Sunday, July 6, 2008

The Marble Veneer of the Roman Empire



Part of the objunc process is, by the use of scans and printing, to allow the images to evolve and develop over multiple generations. This gives them the opportunity to retain aspects I like, and abandon those I'm no longer interested in. This is a second generation, birthed of this earlier post.

I expect that I will continue to complain about politics and other Americans, I suppose that, as soon as possible, I should acknowledge that I am completely aware that political art is played out, cliche, and so five years ago.

Remember the first anti-Bush art piece you saw and how dangerous it seemed at the time. Now things are so bad that it's obvious and cliche to bitch about it on the page. The art establishment censored itself. LOL

Any time I see red, white and blue used in a composition, it makes me cringe. Thank you artist, I get it, Bush sucks, Americans dropped the ball. I'm not entirely sure what that means; to be so aware of the problems that we've created and, still, be so impotent to find solutions, it's really very frightening to me.

I'm listening to the first hour of the Diane Rehm Show's, Friday News Roundup for July 4th.
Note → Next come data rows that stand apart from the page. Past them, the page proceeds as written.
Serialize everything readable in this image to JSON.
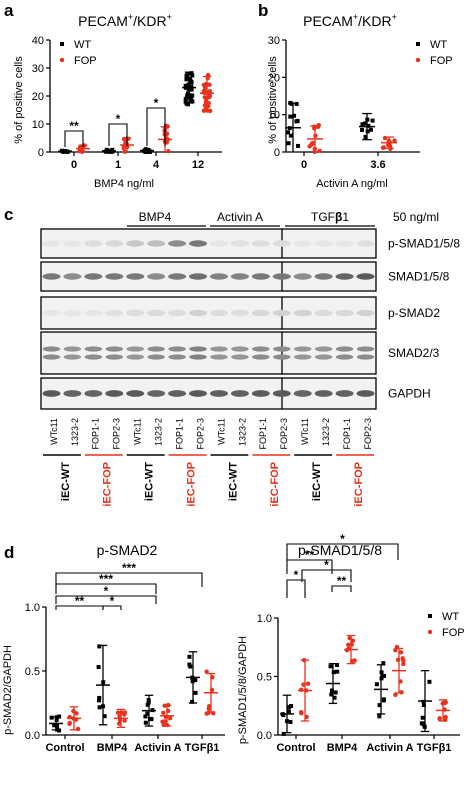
{
  "panel_labels": {
    "a": "a",
    "b": "b",
    "c": "c",
    "d": "d"
  },
  "colors": {
    "wt": "#000000",
    "fop": "#e8321e",
    "blot_bg": "#f2f2f2",
    "band": "#3a3a3a"
  },
  "chart_data": [
    {
      "type": "scatter",
      "panel": "a",
      "title_main": "PECAM",
      "title_sup1": "+",
      "title_mid": "/KDR",
      "title_sup2": "+",
      "ylabel": "% of positive cells",
      "xlabel": "BMP4 ng/ml",
      "ylim": [
        0,
        40
      ],
      "yticks": [
        "0",
        "10",
        "20",
        "30",
        "40"
      ],
      "categories": [
        "0",
        "1",
        "4",
        "12"
      ],
      "legend": [
        "WT",
        "FOP"
      ],
      "series": [
        {
          "name": "WT",
          "mean": [
            0.3,
            0.4,
            0.5,
            23
          ],
          "sd": [
            0.3,
            0.4,
            0.5,
            5.5
          ]
        },
        {
          "name": "FOP",
          "mean": [
            1.2,
            2.5,
            4.5,
            21
          ],
          "sd": [
            1.2,
            2.5,
            4.5,
            6
          ]
        }
      ],
      "significance": [
        {
          "group": "0",
          "text": "**"
        },
        {
          "group": "1",
          "text": "*"
        },
        {
          "group": "4",
          "text": "*"
        }
      ]
    },
    {
      "type": "scatter",
      "panel": "b",
      "title_main": "PECAM",
      "title_sup1": "+",
      "title_mid": "/KDR",
      "title_sup2": "+",
      "ylabel": "% of positive cells",
      "xlabel": "Activin A  ng/ml",
      "ylim": [
        0,
        30
      ],
      "yticks": [
        "0",
        "10",
        "20",
        "30"
      ],
      "categories": [
        "0",
        "3.6"
      ],
      "legend": [
        "WT",
        "FOP"
      ],
      "series": [
        {
          "name": "WT",
          "mean": [
            6.5,
            6.8
          ],
          "sd": [
            6.5,
            3.5
          ]
        },
        {
          "name": "FOP",
          "mean": [
            3.5,
            2.5
          ],
          "sd": [
            3.5,
            1.5
          ]
        }
      ]
    },
    {
      "type": "scatter",
      "panel": "d-left",
      "title": "p-SMAD2",
      "ylabel": "p-SMAD2/GAPDH",
      "ylim": [
        0,
        1.0
      ],
      "yticks": [
        "0.0",
        "0.5",
        "1.0"
      ],
      "categories": [
        "Control",
        "BMP4",
        "Activin A",
        "TGFβ1"
      ],
      "series": [
        {
          "name": "WT",
          "mean": [
            0.09,
            0.39,
            0.19,
            0.45
          ],
          "sd": [
            0.05,
            0.31,
            0.12,
            0.2
          ]
        },
        {
          "name": "FOP",
          "mean": [
            0.13,
            0.13,
            0.15,
            0.33
          ],
          "sd": [
            0.09,
            0.07,
            0.08,
            0.15
          ]
        }
      ],
      "significance": [
        "***",
        "***",
        "*",
        "**",
        "*"
      ]
    },
    {
      "type": "scatter",
      "panel": "d-right",
      "title": "p-SMAD1/5/8",
      "ylabel": "p-SMAD1/5/8/GAPDH",
      "ylim": [
        0,
        1.0
      ],
      "yticks": [
        "0.0",
        "0.5",
        "1.0"
      ],
      "categories": [
        "Control",
        "BMP4",
        "Activin A",
        "TGFβ1"
      ],
      "legend": [
        "WT",
        "FOP"
      ],
      "series": [
        {
          "name": "WT",
          "mean": [
            0.18,
            0.44,
            0.39,
            0.29
          ],
          "sd": [
            0.16,
            0.17,
            0.21,
            0.26
          ]
        },
        {
          "name": "FOP",
          "mean": [
            0.38,
            0.73,
            0.55,
            0.21
          ],
          "sd": [
            0.26,
            0.12,
            0.19,
            0.09
          ]
        }
      ],
      "significance": [
        "*",
        "**",
        "*",
        "**",
        "*"
      ]
    }
  ],
  "blot": {
    "concentration": "50 ng/ml",
    "treatments": [
      "BMP4",
      "Activin A",
      "TGF",
      "β",
      "1"
    ],
    "rows": [
      "p-SMAD1/5/8",
      "SMAD1/5/8",
      "p-SMAD2",
      "SMAD2/3",
      "GAPDH"
    ],
    "lanes": [
      "WTc11",
      "1323-2",
      "FOP1-1",
      "FOP2-3",
      "WTc11",
      "1323-2",
      "FOP1-1",
      "FOP2-3",
      "WTc11",
      "1323-2",
      "FOP1-1",
      "FOP2-3",
      "WTc11",
      "1323-2",
      "FOP1-1",
      "FOP2-3"
    ],
    "groups": [
      "iEC-WT",
      "iEC-FOP",
      "iEC-WT",
      "iEC-FOP",
      "iEC-WT",
      "iEC-FOP",
      "iEC-WT",
      "iEC-FOP"
    ],
    "intensity": [
      [
        0.05,
        0.05,
        0.1,
        0.12,
        0.2,
        0.25,
        0.5,
        0.6,
        0.05,
        0.08,
        0.1,
        0.1,
        0.05,
        0.05,
        0.05,
        0.08
      ],
      [
        0.6,
        0.5,
        0.6,
        0.6,
        0.6,
        0.5,
        0.6,
        0.65,
        0.55,
        0.55,
        0.6,
        0.6,
        0.5,
        0.6,
        0.7,
        0.75
      ],
      [
        0.05,
        0.05,
        0.05,
        0.08,
        0.1,
        0.1,
        0.1,
        0.15,
        0.1,
        0.1,
        0.12,
        0.15,
        0.15,
        0.1,
        0.12,
        0.15
      ],
      [
        0.5,
        0.45,
        0.5,
        0.5,
        0.45,
        0.5,
        0.5,
        0.55,
        0.45,
        0.45,
        0.5,
        0.5,
        0.45,
        0.45,
        0.5,
        0.5
      ],
      [
        0.75,
        0.7,
        0.7,
        0.75,
        0.75,
        0.7,
        0.72,
        0.75,
        0.72,
        0.72,
        0.74,
        0.75,
        0.7,
        0.72,
        0.72,
        0.75
      ]
    ]
  }
}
It's even more bleak than I thought. There was concern about the attention span of young people, the inability of the public to penetrate the surface of issues in an analytic or substantive way, the difference between access to information and actual possession of information with regard to the internet, and general civic awareness. I'll go into it later, it was a lot to digest.

They did sort of mention the Roman practice of building with this revolutionary new material, concrete. It was a quick mention for them, but I think it's a really interesting analogy. They built in a way that was similar to the monumental buildings and temples of the Greeks, except the marble was only a veneer. For instance, The Pantheon, is all surface; the internal structure is concrete and cheap brick. The marble is a disguise, an attractive surface hiding the vulgar guts of the place. Why do things as well as the Greeks, when we can pretend with half the effort?

I don't know if the guests realized how apt an analogy it was.

2 comments:

ribee said...

this blog is the most creative and interesting thing i have ever seen you do.

objunc said...

thanks. i'm practicing, trying to develop the right to make prescriptive statements when i grow up!